On Wednesday, Motherboard released a database cataloging more than 500 iPhone search warrants and other documents from 2019. Though not comprehensive, for various reasons, the database outlines the complexities around law enforcement’s ability to extract iPhone data. The data largely covers federal agencies where successful extraction included modern iPhone models.
The government can get into your iPhone, kind of — Obtaining this kind of data is difficult due in no small part to vague, missing, and semantically confusing information in court documents. Motherboard pulled iPhone-related court documents from PACER, admitting the dataset is not exhaustive for the year. Additionally, Jim Baker, former general counsel of the FBI, told the outlet sometimes law enforcement won’t even bother requesting access because they know any attempt won’t be fruitful. Joseph Cox at Motherboard wrote:
“Out of 516 analyzed cases, 295 were marked as executed. Officials from the FBI, DEA, DHS, Homeland Security and Investigations, the Bureau of Alcohol, Tobacco, Firearms, and Explosives were able to extract data from iPhones in investigations ranging from arson to child exploitation to drug trafficking.”
Tools like Grayshift and Cellebrite are used by some federal law enforcement agencies to access iPhone data. Occasionally, they’ll share resources with less-funded agencies as well as local law enforcement. Though they’re not always successful, these organizations inflate their inability to extract data. The Washington Post exposed statistical exaggerations by FBI Director Christopher Wray, finding the agency couldn’t access 1,000 to 2,000 devices in 2017. Wray had previously cited numbers close to 8,000.
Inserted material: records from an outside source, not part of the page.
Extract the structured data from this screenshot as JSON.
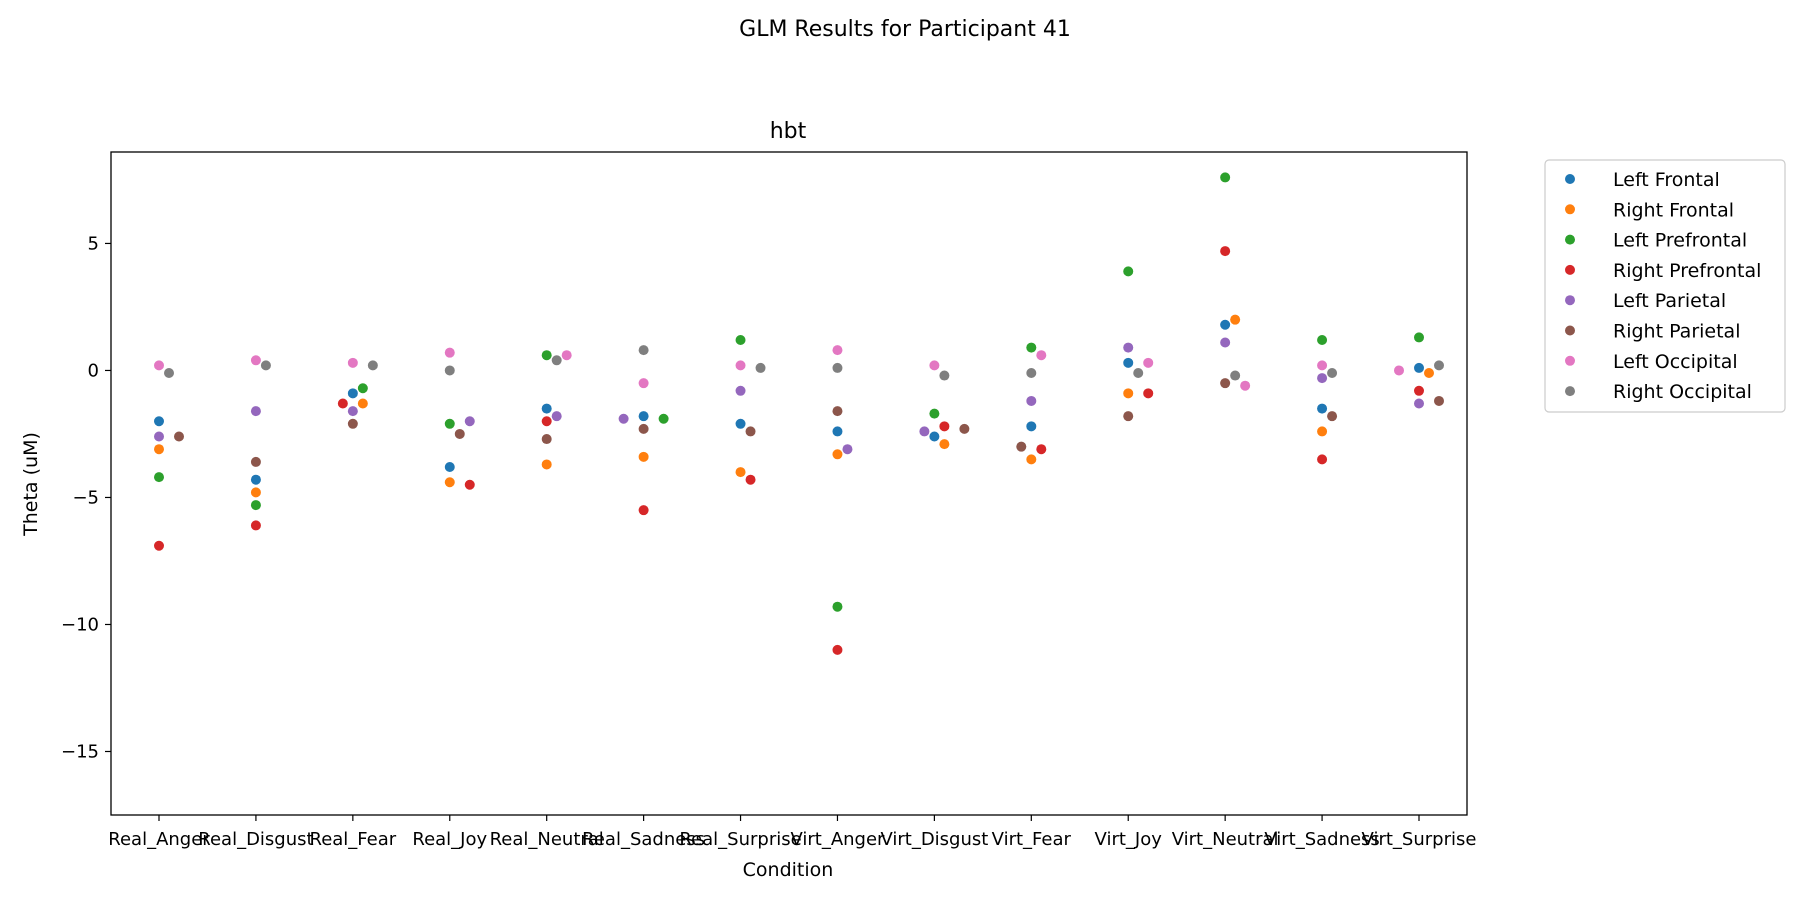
{
  "figure": {
    "suptitle": "GLM Results for Participant 41"
  },
  "chart_data": {
    "type": "scatter",
    "title": "hbt",
    "xlabel": "Condition",
    "ylabel": "Theta (uM)",
    "ylim": [
      -17.5,
      8.6
    ],
    "yticks": [
      5,
      0,
      -5,
      -10,
      -15
    ],
    "ytick_labels": [
      "5",
      "0",
      "−10",
      "−15"
    ],
    "ytick_labels_full": [
      "5",
      "0",
      "−5",
      "−10",
      "−15"
    ],
    "grid": false,
    "legend_position": "outside-right-top",
    "categories": [
      "Real_Anger",
      "Real_Disgust",
      "Real_Fear",
      "Real_Joy",
      "Real_Neutral",
      "Real_Sadness",
      "Real_Surprise",
      "Virt_Anger",
      "Virt_Disgust",
      "Virt_Fear",
      "Virt_Joy",
      "Virt_Neutral",
      "Virt_Sadness",
      "Virt_Surprise"
    ],
    "series": [
      {
        "name": "Left Frontal",
        "color": "#1f77b4",
        "values": [
          -2.0,
          -4.3,
          -0.9,
          -3.8,
          -1.5,
          -1.8,
          -2.1,
          -2.4,
          -2.6,
          -2.2,
          0.3,
          1.8,
          -1.5,
          0.1
        ]
      },
      {
        "name": "Right Frontal",
        "color": "#ff7f0e",
        "values": [
          -3.1,
          -4.8,
          -1.3,
          -4.4,
          -3.7,
          -3.4,
          -4.0,
          -3.3,
          -2.9,
          -3.5,
          -0.9,
          2.0,
          -2.4,
          -0.1
        ]
      },
      {
        "name": "Left Prefrontal",
        "color": "#2ca02c",
        "values": [
          -4.2,
          -5.3,
          -0.7,
          -2.1,
          0.6,
          -1.9,
          1.2,
          -9.3,
          -1.7,
          0.9,
          3.9,
          7.6,
          1.2,
          1.3
        ]
      },
      {
        "name": "Right Prefrontal",
        "color": "#d62728",
        "values": [
          -6.9,
          -6.1,
          -1.3,
          -4.5,
          -2.0,
          -5.5,
          -4.3,
          -11.0,
          -2.2,
          -3.1,
          -0.9,
          4.7,
          -3.5,
          -0.8
        ]
      },
      {
        "name": "Left Parietal",
        "color": "#9467bd",
        "values": [
          -2.6,
          -1.6,
          -1.6,
          -2.0,
          -1.8,
          -1.9,
          -0.8,
          -3.1,
          -2.4,
          -1.2,
          0.9,
          1.1,
          -0.3,
          -1.3
        ]
      },
      {
        "name": "Right Parietal",
        "color": "#8c564b",
        "values": [
          -2.6,
          -3.6,
          -2.1,
          -2.5,
          -2.7,
          -2.3,
          -2.4,
          -1.6,
          -2.3,
          -3.0,
          -1.8,
          -0.5,
          -1.8,
          -1.2
        ]
      },
      {
        "name": "Left Occipital",
        "color": "#e377c2",
        "values": [
          0.2,
          0.4,
          0.3,
          0.7,
          0.6,
          -0.5,
          0.2,
          0.8,
          0.2,
          0.6,
          0.3,
          -0.6,
          0.2,
          0.0
        ]
      },
      {
        "name": "Right Occipital",
        "color": "#7f7f7f",
        "values": [
          -0.1,
          0.2,
          0.2,
          0.0,
          0.4,
          0.8,
          0.1,
          0.1,
          -0.2,
          -0.1,
          -0.1,
          -0.2,
          -0.1,
          0.2
        ]
      }
    ]
  }
}
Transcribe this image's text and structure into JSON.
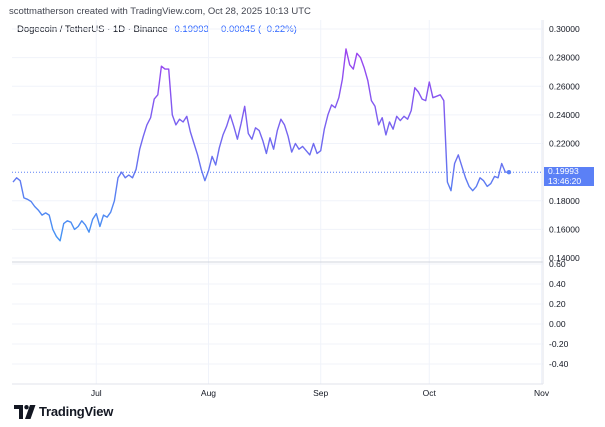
{
  "header": {
    "attribution": "scottmatherson created with TradingView.com, Oct 28, 2025 10:13 UTC",
    "symbol": "Dogecoin / TetherUS · 1D · Binance",
    "last_price": "0.19993",
    "change": "−0.00045 (−0.22%)"
  },
  "price_label": {
    "price": "0.19993",
    "countdown": "13:46:20"
  },
  "brand": {
    "name": "TradingView"
  },
  "colors": {
    "line_low": "#3d9df5",
    "line_mid": "#6b6ef0",
    "line_high": "#a53bf0",
    "price_line": "#5b80f6",
    "grid": "#f0f3fa"
  },
  "chart_data": [
    {
      "type": "line",
      "title": "Dogecoin / TetherUS · 1D · Binance",
      "xlabel": "",
      "ylabel": "",
      "x_tick_labels": [
        "Jul",
        "Aug",
        "Sep",
        "Oct",
        "Nov"
      ],
      "y_ticks": [
        "0.30000",
        "0.28000",
        "0.26000",
        "0.24000",
        "0.22000",
        "0.18000",
        "0.16000",
        "0.14000"
      ],
      "ylim": [
        0.14,
        0.3
      ],
      "grid": true,
      "x_start": "2025-06-08",
      "values": [
        0.193,
        0.196,
        0.194,
        0.182,
        0.181,
        0.1795,
        0.176,
        0.1735,
        0.17,
        0.1715,
        0.17,
        0.16,
        0.155,
        0.152,
        0.164,
        0.166,
        0.165,
        0.16,
        0.162,
        0.166,
        0.163,
        0.158,
        0.167,
        0.171,
        0.162,
        0.17,
        0.1685,
        0.172,
        0.18,
        0.196,
        0.2,
        0.196,
        0.198,
        0.196,
        0.202,
        0.216,
        0.225,
        0.233,
        0.238,
        0.251,
        0.254,
        0.274,
        0.272,
        0.272,
        0.24,
        0.233,
        0.237,
        0.235,
        0.239,
        0.228,
        0.22,
        0.212,
        0.202,
        0.194,
        0.201,
        0.211,
        0.205,
        0.217,
        0.226,
        0.232,
        0.24,
        0.232,
        0.223,
        0.234,
        0.246,
        0.227,
        0.223,
        0.231,
        0.229,
        0.222,
        0.213,
        0.224,
        0.216,
        0.229,
        0.237,
        0.233,
        0.225,
        0.214,
        0.22,
        0.216,
        0.218,
        0.215,
        0.212,
        0.22,
        0.213,
        0.215,
        0.23,
        0.24,
        0.247,
        0.245,
        0.252,
        0.265,
        0.286,
        0.275,
        0.272,
        0.283,
        0.28,
        0.273,
        0.264,
        0.25,
        0.246,
        0.233,
        0.238,
        0.226,
        0.235,
        0.23,
        0.239,
        0.236,
        0.239,
        0.237,
        0.243,
        0.259,
        0.256,
        0.251,
        0.25,
        0.263,
        0.252,
        0.253,
        0.254,
        0.25,
        0.193,
        0.187,
        0.206,
        0.212,
        0.204,
        0.196,
        0.19,
        0.187,
        0.19,
        0.196,
        0.194,
        0.19,
        0.192,
        0.197,
        0.196,
        0.206,
        0.2,
        0.1999
      ],
      "last_value": 0.19993
    },
    {
      "type": "line",
      "title": "",
      "y_ticks": [
        "0.60",
        "0.40",
        "0.20",
        "0.00",
        "-0.20",
        "-0.40"
      ],
      "ylim": [
        -0.5,
        0.6
      ],
      "grid": true,
      "series": []
    }
  ]
}
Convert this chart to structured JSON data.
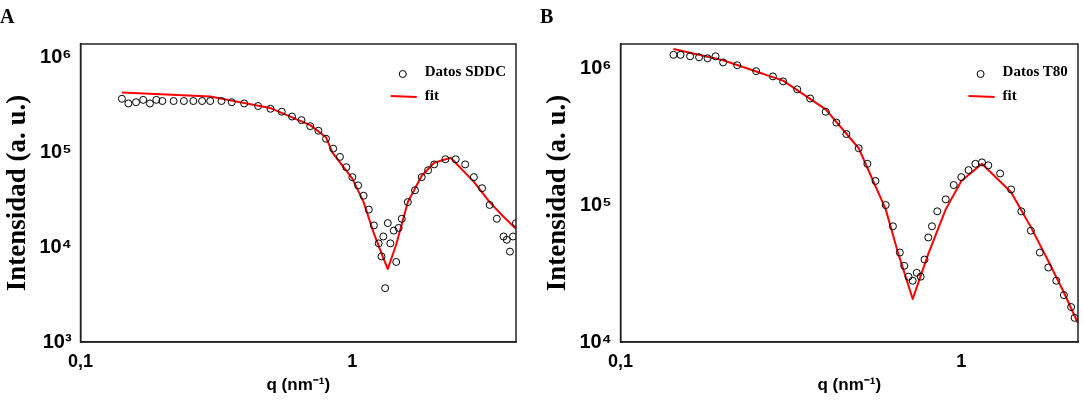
{
  "chart_data": [
    {
      "type": "scatter",
      "title": "A",
      "xlabel": "q (nm⁻¹)",
      "ylabel": "Intensidad (a. u.)",
      "log": "xy",
      "legend": "top right",
      "xlim": [
        0.1,
        4
      ],
      "ylim": [
        1000,
        1400000
      ],
      "xticks": [
        {
          "value": 0.1,
          "label": "0,1"
        },
        1
      ],
      "yticks": [
        {
          "value": 1000,
          "label": "10³"
        },
        {
          "value": 10000,
          "label": "10⁴"
        },
        {
          "value": 100000,
          "label": "10⁵"
        },
        {
          "value": 1000000,
          "label": "10⁶"
        }
      ],
      "series": [
        {
          "name": "Datos SDDC",
          "color": "#000000",
          "marker": "circle",
          "x": [
            0.142,
            0.15,
            0.16,
            0.17,
            0.18,
            0.19,
            0.2,
            0.22,
            0.24,
            0.26,
            0.28,
            0.3,
            0.33,
            0.36,
            0.4,
            0.45,
            0.5,
            0.55,
            0.6,
            0.65,
            0.7,
            0.75,
            0.8,
            0.85,
            0.9,
            0.95,
            1.0,
            1.05,
            1.1,
            1.15,
            1.2,
            1.25,
            1.28,
            1.3,
            1.32,
            1.35,
            1.38,
            1.42,
            1.45,
            1.48,
            1.52,
            1.6,
            1.7,
            1.8,
            1.9,
            2.0,
            2.2,
            2.4,
            2.6,
            2.8,
            3.0,
            3.2,
            3.4,
            3.6,
            3.7,
            3.8,
            3.9,
            4.0
          ],
          "values": [
            370000,
            330000,
            340000,
            360000,
            330000,
            360000,
            350000,
            350000,
            350000,
            350000,
            350000,
            350000,
            350000,
            340000,
            330000,
            310000,
            290000,
            270000,
            240000,
            220000,
            190000,
            170000,
            140000,
            110000,
            90000,
            70000,
            55000,
            45000,
            35000,
            25000,
            17000,
            11000,
            8000,
            13000,
            3700,
            18000,
            11000,
            15000,
            7000,
            16000,
            20000,
            30000,
            40000,
            55000,
            65000,
            75000,
            85000,
            85000,
            75000,
            55000,
            42000,
            28000,
            20000,
            13000,
            12000,
            9000,
            13000,
            18000
          ]
        },
        {
          "name": "fit",
          "type": "line",
          "color": "#ff0000",
          "marker": "none",
          "x": [
            0.142,
            0.3,
            0.5,
            0.7,
            0.8,
            0.845,
            1.0,
            1.1,
            1.2,
            1.3,
            1.35,
            1.45,
            1.6,
            1.8,
            2.0,
            2.3,
            2.8,
            3.2,
            3.6,
            4.0
          ],
          "values": [
            430000,
            390000,
            295000,
            195000,
            145000,
            100000,
            53000,
            30000,
            14000,
            7700,
            5900,
            10700,
            30000,
            57000,
            78000,
            88000,
            49000,
            30000,
            21000,
            15700
          ]
        }
      ]
    },
    {
      "type": "scatter",
      "title": "B",
      "xlabel": "q (nm⁻¹)",
      "ylabel": "Intensidad (a. u.)",
      "log": "xy",
      "legend": "top right",
      "xlim": [
        0.1,
        2.2
      ],
      "ylim": [
        10000,
        1500000
      ],
      "xticks": [
        {
          "value": 0.1,
          "label": "0,1"
        },
        1
      ],
      "yticks": [
        {
          "value": 10000,
          "label": "10⁴"
        },
        {
          "value": 100000,
          "label": "10⁵"
        },
        {
          "value": 1000000,
          "label": "10⁶"
        }
      ],
      "series": [
        {
          "name": "Datos T80",
          "color": "#000000",
          "marker": "circle",
          "x": [
            0.143,
            0.15,
            0.16,
            0.17,
            0.18,
            0.19,
            0.2,
            0.22,
            0.25,
            0.28,
            0.3,
            0.33,
            0.36,
            0.4,
            0.43,
            0.46,
            0.5,
            0.53,
            0.56,
            0.6,
            0.63,
            0.66,
            0.68,
            0.7,
            0.72,
            0.74,
            0.76,
            0.78,
            0.8,
            0.82,
            0.85,
            0.9,
            0.95,
            1.0,
            1.05,
            1.1,
            1.15,
            1.2,
            1.3,
            1.4,
            1.5,
            1.6,
            1.7,
            1.8,
            1.9,
            2.0,
            2.1,
            2.15
          ],
          "values": [
            1250000,
            1250000,
            1220000,
            1200000,
            1180000,
            1220000,
            1100000,
            1050000,
            950000,
            870000,
            800000,
            700000,
            600000,
            480000,
            400000,
            330000,
            260000,
            200000,
            150000,
            100000,
            70000,
            45000,
            36000,
            30000,
            28000,
            32000,
            30000,
            40000,
            58000,
            70000,
            90000,
            110000,
            140000,
            160000,
            180000,
            200000,
            205000,
            195000,
            170000,
            130000,
            90000,
            65000,
            45000,
            35000,
            28000,
            22000,
            18000,
            15000
          ]
        },
        {
          "name": "fit",
          "type": "line",
          "color": "#ff0000",
          "marker": "none",
          "x": [
            0.143,
            0.2,
            0.3,
            0.4,
            0.5,
            0.6,
            0.65,
            0.72,
            0.8,
            0.9,
            1.0,
            1.15,
            1.4,
            1.6,
            1.8,
            2.0,
            2.2
          ],
          "values": [
            1380000,
            1140000,
            810000,
            500000,
            260000,
            93000,
            46000,
            20600,
            44000,
            93000,
            150000,
            200000,
            124000,
            69000,
            39000,
            23000,
            13700
          ]
        }
      ]
    }
  ]
}
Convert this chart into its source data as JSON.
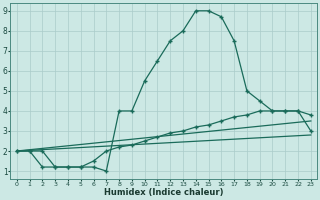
{
  "xlabel": "Humidex (Indice chaleur)",
  "xlim": [
    -0.5,
    23.5
  ],
  "ylim": [
    0.6,
    9.4
  ],
  "xticks": [
    0,
    1,
    2,
    3,
    4,
    5,
    6,
    7,
    8,
    9,
    10,
    11,
    12,
    13,
    14,
    15,
    16,
    17,
    18,
    19,
    20,
    21,
    22,
    23
  ],
  "yticks": [
    1,
    2,
    3,
    4,
    5,
    6,
    7,
    8,
    9
  ],
  "bg_color": "#cce8e4",
  "grid_color": "#aaccca",
  "line_color": "#1a6b5a",
  "series": [
    {
      "x": [
        0,
        1,
        2,
        3,
        4,
        5,
        6,
        7,
        8,
        9,
        10,
        11,
        12,
        13,
        14,
        15,
        16,
        17,
        18,
        19,
        20,
        21,
        22,
        23
      ],
      "y": [
        2.0,
        2.0,
        2.0,
        1.2,
        1.2,
        1.2,
        1.2,
        1.0,
        4.0,
        4.0,
        5.5,
        6.5,
        7.5,
        8.0,
        9.0,
        9.0,
        8.7,
        7.5,
        5.0,
        4.5,
        4.0,
        4.0,
        4.0,
        3.0
      ],
      "marker": true
    },
    {
      "x": [
        0,
        1,
        2,
        3,
        4,
        5,
        6,
        7,
        8,
        9,
        10,
        11,
        12,
        13,
        14,
        15,
        16,
        17,
        18,
        19,
        20,
        21,
        22,
        23
      ],
      "y": [
        2.0,
        2.0,
        1.2,
        1.2,
        1.2,
        1.2,
        1.5,
        2.0,
        2.2,
        2.3,
        2.5,
        2.7,
        2.9,
        3.0,
        3.2,
        3.3,
        3.5,
        3.7,
        3.8,
        4.0,
        4.0,
        4.0,
        4.0,
        3.8
      ],
      "marker": true
    },
    {
      "x": [
        0,
        23
      ],
      "y": [
        2.0,
        3.5
      ],
      "marker": false
    },
    {
      "x": [
        0,
        23
      ],
      "y": [
        2.0,
        2.8
      ],
      "marker": false
    }
  ]
}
Based on the database, agencies have the most success with iPhones up to the iPhone 7. Obtaining data from iPhone X devices and newer was pretty hit or miss, and several hits involved consent from the owner or a family member. Forbes reported earlier this year, amid calls for Apple to unlock phones involved in the Pensacola shooting case, the FBI had accessed data from an iPhone 11 Pro Max.
The benefits of Apple’s walled garden — Though law enforcement can also have trouble getting into Android phones, the diversity of the market and thus the ability to push security updates leaves more devices vulnerable. Apple controls every aspect of an iPhone which makes it easier to quickly fix and prevent security issues across devices. Plus, every year, Apple gets more aggressive about protecting iPhone data. Most notably, it made information sharing more difficult via USB which experts agree has greatly hampered the ability to hack into an iPhone.
That’s great news for iPhone users, not so much for the government. Despite appearances, Apple has actually helped with investigations and data saved to the cloud is generally accessible. In December, Erik Neuenschwander, Apple's director of user privacy, reminded the Senate Judiciary Committee of the company’s law enforcement guidelines and training programs. In addition to working with agencies through these channels, Apple has swiftly responded to 127,000 requests for information in the past seven years.